When swathes of the internet were taken offline for hours last year, it was because Internet of Things devices had been hijacked by a malicious botnet, known as “Mirai,” that overwhelmed parts of the global network with streams of data.
The Mirai attacks were made possible by easily discovered passwords hard-coded into the cheap devices, which were mainly internet connected cameras. The cameras in turn were able to direct floods of traffic at targets because it’s easy to fake internet addresses. The vulnerabilities go to a core problem with the way the internet is designed: There isn’t a foolproof way to identify people or machines online.
“The Mirai botnet is a direct result of the fact that we didn’t think about identity originally,” says Dan Elitzer, who leads work on blockchain technology and digital identity at the research and development unit of design consultancy Ideo. “Now it’s time to say we had some fundamentally flawed assumptions at the time.”
Elitzer isn’t alone in his thinking. His firm is part of a group, including Microsoft, Accenture, and several startups, that launched the Decentralized Identity Foundation at the Consensus blockchain tech conference in New York May 30, with the goal of developing a system to reliably identify things on the internet. They think they’ll succeed because they’ll use blockchain technology, that same system catching the imagination of banks, corporations, and libertarians.
Blockstack, one of the foundation’s startup members, has released a set of programming tools and a handful of pre-made apps that would create a decentralized internet. Greater decentralization of the internet would place more control in the hands of the user—or more specifically, the user’s devices, instead of relying on clouds operated by the likes of Google or Amazon. “Every character you type is literally going to Google,” says Muneeb Ali, Blockstack’s co-founder. “But your device is almost like a supercomputer. We just need to upgrade the internet infrastructure to be more user-friendly.”
Among the apps Blockstack released at the conference is one for decentralized storage called Gaia that lets users keep files on existing, centralized services like Dropbox or Google Drive, while splitting up the contents and keeping them encrypted from the service operators. This turns the cloud services into “dumb drives,” Blockstack explained in a blog post.
Blockstack faces an uphill climb. In order for its vision to succeed, the company must first convince developers to build things on top of the infrastructure it has designed. Those developers must then create compelling applications, which attract hoards of users. And that’s not taking into account competition from the internet giants they’re trying to disrupt. Even the inventor of the web, Tim Berners-Lee, is working to solve the same problem with his Solid project, which he hopes will “re-decentralize” the web—but with little evidence that his efforts are paying off.
Microsoft’s involvement in the Decentralized Identity Foundation gives hope that the project’s quixotic goal may one day be realized. Microsoft is on the back foot when it comes to internet identities today, crowded out by widespread use of Gmail accounts or Facebook logins among consumers. ”With Microsoft, it’s the Android play,” says Elitzer, referring to the Android operating system’s open-source nature, which allowed Google to rapidly grab market share in the smartphone sector.

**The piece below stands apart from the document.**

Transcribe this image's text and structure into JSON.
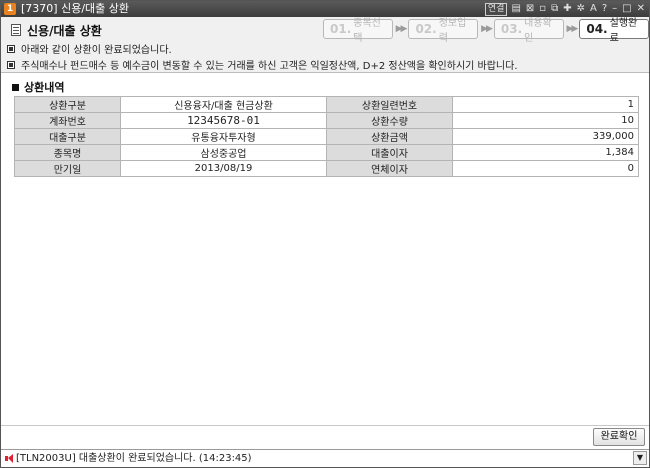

Daniel Buchner, who runs decentralised identity projects at Microsoft, sees the comparison to Android differently. “We’d want a fully open-source, unencumbered model where your data and your identifiers are yours, and not necessarily lock you in to an eco-system that is specific to us.”
Big banks and corporates who think a blockchain might be a panacea for the problem of digital identity have some support. In the Netherlands, the ministry of economic affairs has started the Dutch Blockchain Coalition, getting government agencies and corporations to work on digital identities using the technology. Djuri Baars, a blockchain specialist at the big Dutch bank Rabobank, imagines a system that allows users to control what pieces of private information they wish to share with banks, the tax agency, or even a supermarket when buying a bottle of wine. “Because everyone can use the blockchain, everyone can connect their own systems to the blockchain,” he says. “You can give explicit consent to share information with specific recipients.”
The open-source Hyperledger Project, a consortium of 142 corporate members from Airbus to Samsung, is also working to decentralize identity. “It’s critical to everything,” says Hyperledger executive director Brian Behlendorf. “You have to have identity to do business. But how do you implement it in such a way that privacy is built in?” The consortium is developing something called Project Indy to address this problem. “We can correlate an identity on one chain to an identity on another. It allows individuals to be a point of authentication on how their data gets shared,” Behlendorf says.
The problem of digital identity on the internet has attracted a motley crew of computer scientists, big banks, and industrial conglomerates, bound by a shared belief that the ideas behind bitcoin could solve one of the online world’s trickiest problems. For many in the space, there is also a sense that blockchain tech could be the internet’s missing link. “We got many things wrong in the early days of the web,” says Behlendorf, who developed the open-source Apache server, which powers most of the web today. “This is a chance to get it right.”
This story was updated with comments from Microsoft.